The budget proposal also funds the initial bonds for the middle school rehabilitation project and road improvements that were passed overwhelmingly at a recent referendum.
“We believe this budget balances the need to maintain our infrastructure while still recognizing the difficulties in our economy,” Brumback said in a letter accompanying his proposal. “We are not asking for additional employees but are focusing on providing our existing staff the tools and equipment they need to be more efficient…This budget funds all of our most pressing needs, asks only that current levels of service be preserved and funds the capital necessary to maintain our infrastructure.”
The proposal includes a 51.7 percent rise in the IT budget, increasing that allocation from $243,222 to $507,734. The increase deals with information technology and a virtual town hall that Brumback began implementing last year.
As it was outlined in last year’s budget proposal, Brumback hoped to implement the virtual town hall within three years through the town’s website, allowing residents and businessmen the option of conducting the bulk of their business online.
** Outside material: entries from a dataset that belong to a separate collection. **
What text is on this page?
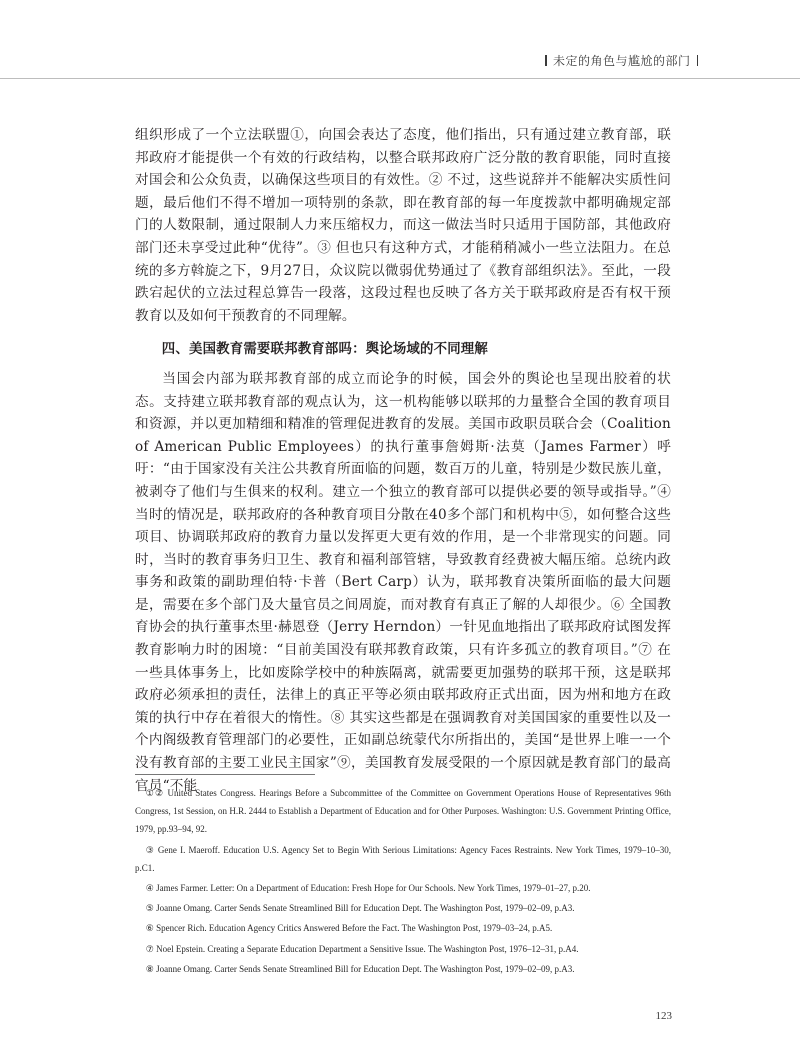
未定的角色与尴尬的部门

组织形成了一个立法联盟①，向国会表达了态度，他们指出，只有通过建立教育部，联邦政府才能提供一个有效的行政结构，以整合联邦政府广泛分散的教育职能，同时直接对国会和公众负责，以确保这些项目的有效性。② 不过，这些说辞并不能解决实质性问题，最后他们不得不增加一项特别的条款，即在教育部的每一年度拨款中都明确规定部门的人数限制，通过限制人力来压缩权力，而这一做法当时只适用于国防部，其他政府部门还未享受过此种“优待”。③ 但也只有这种方式，才能稍稍减小一些立法阻力。在总统的多方斡旋之下，9月27日，众议院以微弱优势通过了《教育部组织法》。至此，一段跌宕起伏的立法过程总算告一段落，这段过程也反映了各方关于联邦政府是否有权干预教育以及如何干预教育的不同理解。

四、美国教育需要联邦教育部吗：舆论场域的不同理解

当国会内部为联邦教育部的成立而论争的时候，国会外的舆论也呈现出胶着的状态。支持建立联邦教育部的观点认为，这一机构能够以联邦的力量整合全国的教育项目和资源，并以更加精细和精准的管理促进教育的发展。美国市政职员联合会（Coalition of American Public Employees）的执行董事詹姆斯·法莫（James Farmer）呼吁：“由于国家没有关注公共教育所面临的问题，数百万的儿童，特别是少数民族儿童，被剥夺了他们与生俱来的权利。建立一个独立的教育部可以提供必要的领导或指导。”④ 当时的情况是，联邦政府的各种教育项目分散在40多个部门和机构中⑤，如何整合这些项目、协调联邦政府的教育力量以发挥更大更有效的作用，是一个非常现实的问题。同时，当时的教育事务归卫生、教育和福利部管辖，导致教育经费被大幅压缩。总统内政事务和政策的副助理伯特·卡普（Bert Carp）认为，联邦教育决策所面临的最大问题是，需要在多个部门及大量官员之间周旋，而对教育有真正了解的人却很少。⑥ 全国教育协会的执行董事杰里·赫恩登（Jerry Herndon）一针见血地指出了联邦政府试图发挥教育影响力时的困境：“目前美国没有联邦教育政策，只有许多孤立的教育项目。”⑦ 在一些具体事务上，比如废除学校中的种族隔离，就需要更加强势的联邦干预，这是联邦政府必须承担的责任，法律上的真正平等必须由联邦政府正式出面，因为州和地方在政策的执行中存在着很大的惰性。⑧ 其实这些都是在强调教育对美国国家的重要性以及一个内阁级教育管理部门的必要性，正如副总统蒙代尔所指出的，美国“是世界上唯一一个没有教育部的主要工业民主国家”⑨，美国教育发展受限的一个原因就是教育部门的最高官员“不能

①② United States Congress. Hearings Before a Subcommittee of the Committee on Government Operations House of Representatives 96th Congress, 1st Session, on H.R. 2444 to Establish a Department of Education and for Other Purposes. Washington: U.S. Government Printing Office, 1979, pp.93–94, 92.

③ Gene I. Maeroff. Education U.S. Agency Set to Begin With Serious Limitations: Agency Faces Restraints. New York Times, 1979–10–30, p.C1.

④ James Farmer. Letter: On a Department of Education: Fresh Hope for Our Schools. New York Times, 1979–01–27, p.20.

⑤ Joanne Omang. Carter Sends Senate Streamlined Bill for Education Dept. The Washington Post, 1979–02–09, p.A3.

⑥ Spencer Rich. Education Agency Critics Answered Before the Fact. The Washington Post, 1979–03–24, p.A5.

⑦ Noel Epstein. Creating a Separate Education Department a Sensitive Issue. The Washington Post, 1976–12–31, p.A4.

⑧ Joanne Omang. Carter Sends Senate Streamlined Bill for Education Dept. The Washington Post, 1979–02–09, p.A3.

123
This includes allowing residents and businesses the option of following along with the permit process online.
“Our IT budget continues to work toward a virtual town hall, and we have made a couple of advancements to that area in the form of a permitting process on line and an enhanced web page,” Brumback said.
The town is once again partnering with the Board of Education to help fund a grant writer position, along with looking for other ways to partner, with purchasing, human resources and maintenance being some possibilities.
The budget also includes a five-year Capital Improvement Plan that reflects work done collaboratively with the town and the school board.  Brumback said that this supports the town’s goal of preserving aging infrastructure and methodically replacing some of the town’s most aged equipment.
A few weeks ago the Board of Education submitted an $85.3 million budget proposal, a 3.51 percent increase over last year’s budget. The school board had reduced about $900,000 from the proposal by School Supt. Dr. Joseph Erardi, which would have been a 4.87 percent increase.
If both the town government and school board budgets are passed as is, they would result in about a two-thirds of a mil increase in taxes, according to Town Council Chairman John Dobbins.
“This is definitely a tight budget,” Dobbins said of Brumback’s proposal. “I think that everyone has done a lot of work to keep the budget reasonable.”
A public hearing on both proposed budgets will be held on Monday, March 4 at 7 p.m. at DePaolo Middle School.
The Board of Finance must adopt a budget by April 1 and submit it to the Town Council. In turn, the Town Council must adopt the budget no later than May 13.